UNA LUZ EN EL CAMINO

¿Cuántos jueces, funcionarios, catedráticos, investigadores, litigantes y abogados en general honrosamente les agradaría ejercer el máximo puesto judicial en la entidad?   ¿Cuántos quisieran participar en un proceso abierto, público y transparente para acceder a tal escaño?

En Colima el único camino para llegar a ser magistrado es mediante la venia del Ejecutivo. No existe otra manera. Bajo esta premisa, surge el cuestionamiento, ¿si los nombramientos que recaen en personas designadas por el ejecutivo gozarán de verdadera independencia?

Pero, ¿Qué significa independencia? ¿Eso en que ayuda a la ciudadanía? ¿Es necesario? ¿Vale la pena?,  La independencia judicial la podemos traducir en la ausencia de intromisión de otros poderes, es decir, que los jueces no estén al servicio del ejecutivo ni del legislativo, o mejor dicho, que no estén al servicio de la política.

El único compromiso de los juzgadores es y debe ser con la justicia. El pueblo reconocerá la gran labor de los juristas, en la medida que exista independencia.  Que tengan la valentía de no subordinarse a los  poderes fácticos.

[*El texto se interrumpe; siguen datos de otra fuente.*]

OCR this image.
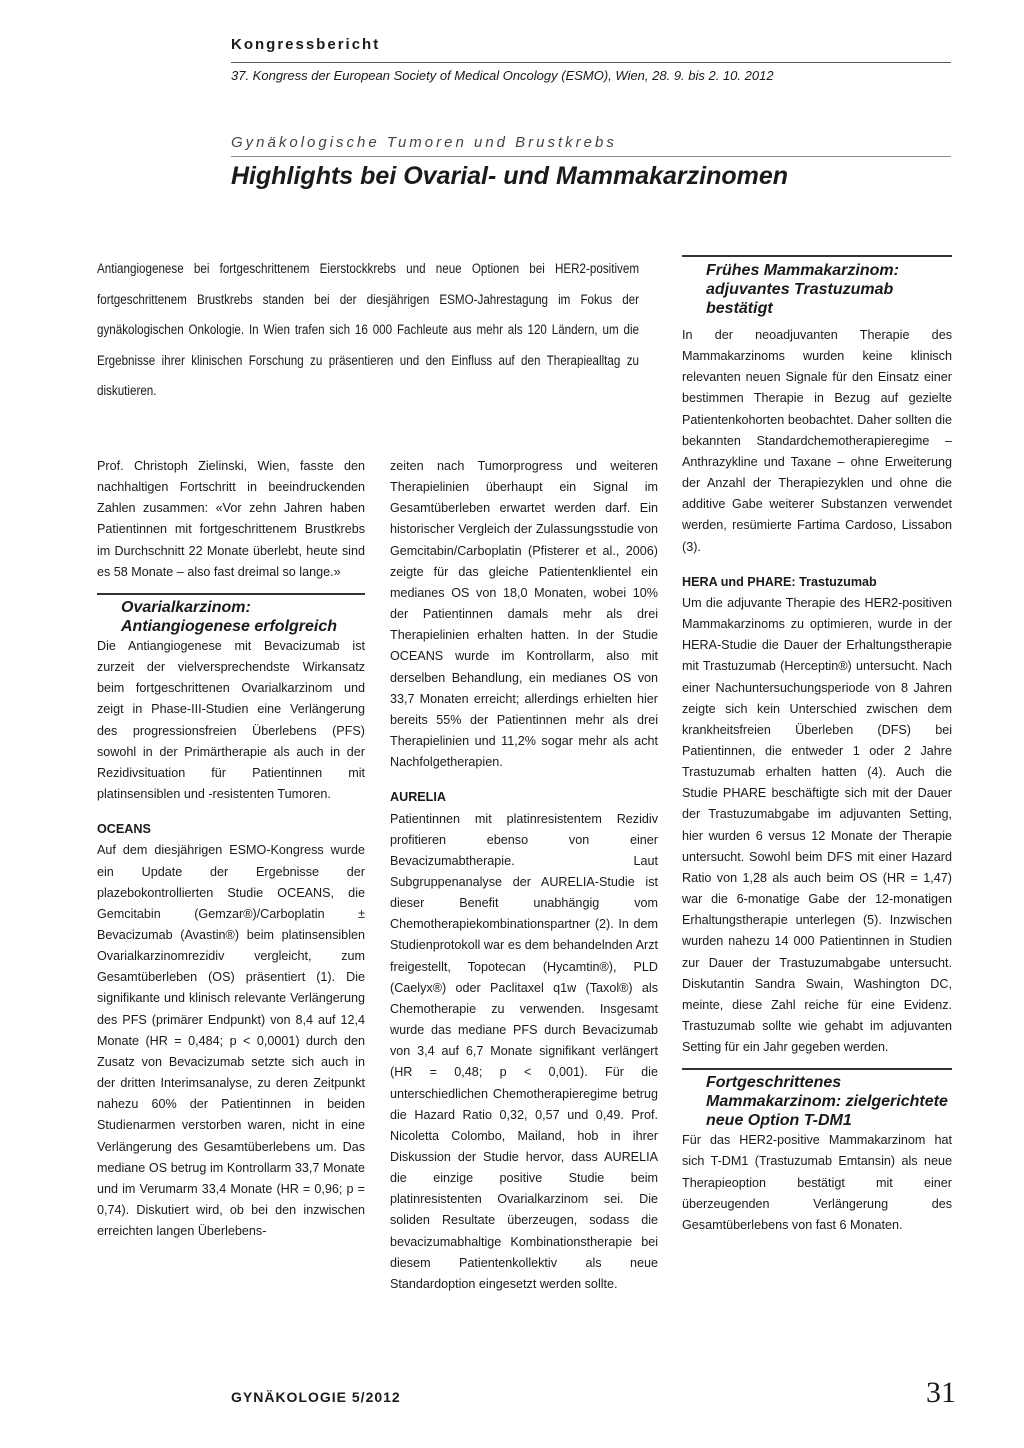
Kongressbericht
37. Kongress der European Society of Medical Oncology (ESMO), Wien, 28. 9. bis 2. 10. 2012
Gynäkologische Tumoren und Brustkrebs
Highlights bei Ovarial- und Mammakarzinomen
Antiangiogenese bei fortgeschrittenem Eierstockkrebs und neue Optionen bei HER2-positivem fortgeschrittenem Brustkrebs standen bei der diesjährigen ESMO-Jahrestagung im Fokus der gynäkologischen Onkologie. In Wien trafen sich 16 000 Fachleute aus mehr als 120 Ländern, um die Ergebnisse ihrer klinischen Forschung zu präsentieren und den Einfluss auf den Therapiealltag zu diskutieren.

Prof. Christoph Zielinski, Wien, fasste den nachhaltigen Fortschritt in beeindruckenden Zahlen zusammen: «Vor zehn Jahren haben Patientinnen mit fortgeschrittenem Brustkrebs im Durchschnitt 22 Monate überlebt, heute sind es 58 Monate – also fast dreimal so lange.»

Ovarialkarzinom: Antiangiogenese erfolgreich

Die Antiangiogenese mit Bevacizumab ist zurzeit der vielversprechendste Wirkansatz beim fortgeschrittenen Ovarialkarzinom und zeigt in Phase-III-Studien eine Verlängerung des progressionsfreien Überlebens (PFS) sowohl in der Primärtherapie als auch in der Rezidivsituation für Patientinnen mit platinsensiblen und -resistenten Tumoren.

OCEANS

Auf dem diesjährigen ESMO-Kongress wurde ein Update der Ergebnisse der plazebokontrollierten Studie OCEANS, die Gemcitabin (Gemzar®)/Carboplatin ± Bevacizumab (Avastin®) beim platinsensiblen Ovarialkarzinomrezidiv vergleicht, zum Gesamtüberleben (OS) präsentiert (1). Die signifikante und klinisch relevante Verlängerung des PFS (primärer Endpunkt) von 8,4 auf 12,4 Monate (HR = 0,484; p < 0,0001) durch den Zusatz von Bevacizumab setzte sich auch in der dritten Interimsanalyse, zu deren Zeitpunkt nahezu 60% der Patientinnen in beiden Studienarmen verstorben waren, nicht in eine Verlängerung des Gesamtüberlebens um. Das mediane OS betrug im Kontrollarm 33,7 Monate und im Verumarm 33,4 Monate (HR = 0,96; p = 0,74). Diskutiert wird, ob bei den inzwischen erreichten langen Überlebens-

zeiten nach Tumorprogress und weiteren Therapielinien überhaupt ein Signal im Gesamtüberleben erwartet werden darf. Ein historischer Vergleich der Zulassungsstudie von Gemcitabin/Carboplatin (Pfisterer et al., 2006) zeigte für das gleiche Patientenklientel ein medianes OS von 18,0 Monaten, wobei 10% der Patientinnen damals mehr als drei Therapielinien erhalten hatten. In der Studie OCEANS wurde im Kontrollarm, also mit derselben Behandlung, ein medianes OS von 33,7 Monaten erreicht; allerdings erhielten hier bereits 55% der Patientinnen mehr als drei Therapielinien und 11,2% sogar mehr als acht Nachfolgetherapien.

AURELIA

Patientinnen mit platinresistentem Rezidiv profitieren ebenso von einer Bevacizumabtherapie. Laut Subgruppenanalyse der AURELIA-Studie ist dieser Benefit unabhängig vom Chemotherapiekombinationspartner (2). In dem Studienprotokoll war es dem behandelnden Arzt freigestellt, Topotecan (Hycamtin®), PLD (Caelyx®) oder Paclitaxel q1w (Taxol®) als Chemotherapie zu verwenden. Insgesamt wurde das mediane PFS durch Bevacizumab von 3,4 auf 6,7 Monate signifikant verlängert (HR = 0,48; p < 0,001). Für die unterschiedlichen Chemotherapieregime betrug die Hazard Ratio 0,32, 0,57 und 0,49. Prof. Nicoletta Colombo, Mailand, hob in ihrer Diskussion der Studie hervor, dass AURELIA die einzige positive Studie beim platinresistenten Ovarialkarzinom sei. Die soliden Resultate überzeugen, sodass die bevacizumabhaltige Kombinationstherapie bei diesem Patientenkollektiv als neue Standardoption eingesetzt werden sollte.

Frühes Mammakarzinom: adjuvantes Trastuzumab bestätigt

In der neoadjuvanten Therapie des Mammakarzinoms wurden keine klinisch relevanten neuen Signale für den Einsatz einer bestimmen Therapie in Bezug auf gezielte Patientenkohorten beobachtet. Daher sollten die bekannten Standardchemotherapieregime – Anthrazykline und Taxane – ohne Erweiterung der Anzahl der Therapiezyklen und ohne die additive Gabe weiterer Substanzen verwendet werden, resümierte Fartima Cardoso, Lissabon (3).

HERA und PHARE: Trastuzumab

Um die adjuvante Therapie des HER2-positiven Mammakarzinoms zu optimieren, wurde in der HERA-Studie die Dauer der Erhaltungstherapie mit Trastuzumab (Herceptin®) untersucht. Nach einer Nachuntersuchungsperiode von 8 Jahren zeigte sich kein Unterschied zwischen dem krankheitsfreien Überleben (DFS) bei Patientinnen, die entweder 1 oder 2 Jahre Trastuzumab erhalten hatten (4). Auch die Studie PHARE beschäftigte sich mit der Dauer der Trastuzumabgabe im adjuvanten Setting, hier wurden 6 versus 12 Monate der Therapie untersucht. Sowohl beim DFS mit einer Hazard Ratio von 1,28 als auch beim OS (HR = 1,47) war die 6-monatige Gabe der 12-monatigen Erhaltungstherapie unterlegen (5). Inzwischen wurden nahezu 14 000 Patientinnen in Studien zur Dauer der Trastuzumabgabe untersucht. Diskutantin Sandra Swain, Washington DC, meinte, diese Zahl reiche für eine Evidenz. Trastuzumab sollte wie gehabt im adjuvanten Setting für ein Jahr gegeben werden.

Fortgeschrittenes Mammakarzinom: zielgerichtete neue Option T-DM1

Für das HER2-positive Mammakarzinom hat sich T-DM1 (Trastuzumab Emtansin) als neue Therapieoption bestätigt mit einer überzeugenden Verlängerung des Gesamtüberlebens von fast 6 Monaten.

GYNÄKOLOGIE 5/2012	31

Que su actuar se traduzca en un servicio al pueblo aplicando la justicia como medida para alcanzar la paz.

Ante los oídos sordos de los gobernadores que fingen el supuesto cumplimiento de la ley y utilizan como coto al poder judicial, se tiene que legislar desde nuestra Carta Magna, en tal sentido, podemos afirmar que hay una luz en el camino, pues un grupo de senadores de MORENA, encabezados por la exministra OLGA MARIA SANCHEZ CORDERO, presentaron una iniciativa para reformar el artículo 116 fracción III, donde pretender fortalecer la justicia local y dotar de autonomía e independencia a los poderes judiciales.

Resulta trascendental porque de aprobarse, se suprimirían del ejecutivo las facultades discrecionales de proponer los nombramientos de Magistrados, y con esto dar la oportunidad a los ciudadanos que se sientan capaces de inscribirse en convocatorias públicas transparentes.

El método propuesto por estos senadores es el examen de oposición que garantiza que lleguen los mejores perfiles. Las personas más preparadas. Privilegiando el estudio y no los acuerdos políticos.

Nos queda aplaudir este tipo de iniciativas, no hay pretexto para no aprobarlas. México necesita a los mejores abogados al servicio de la justicia.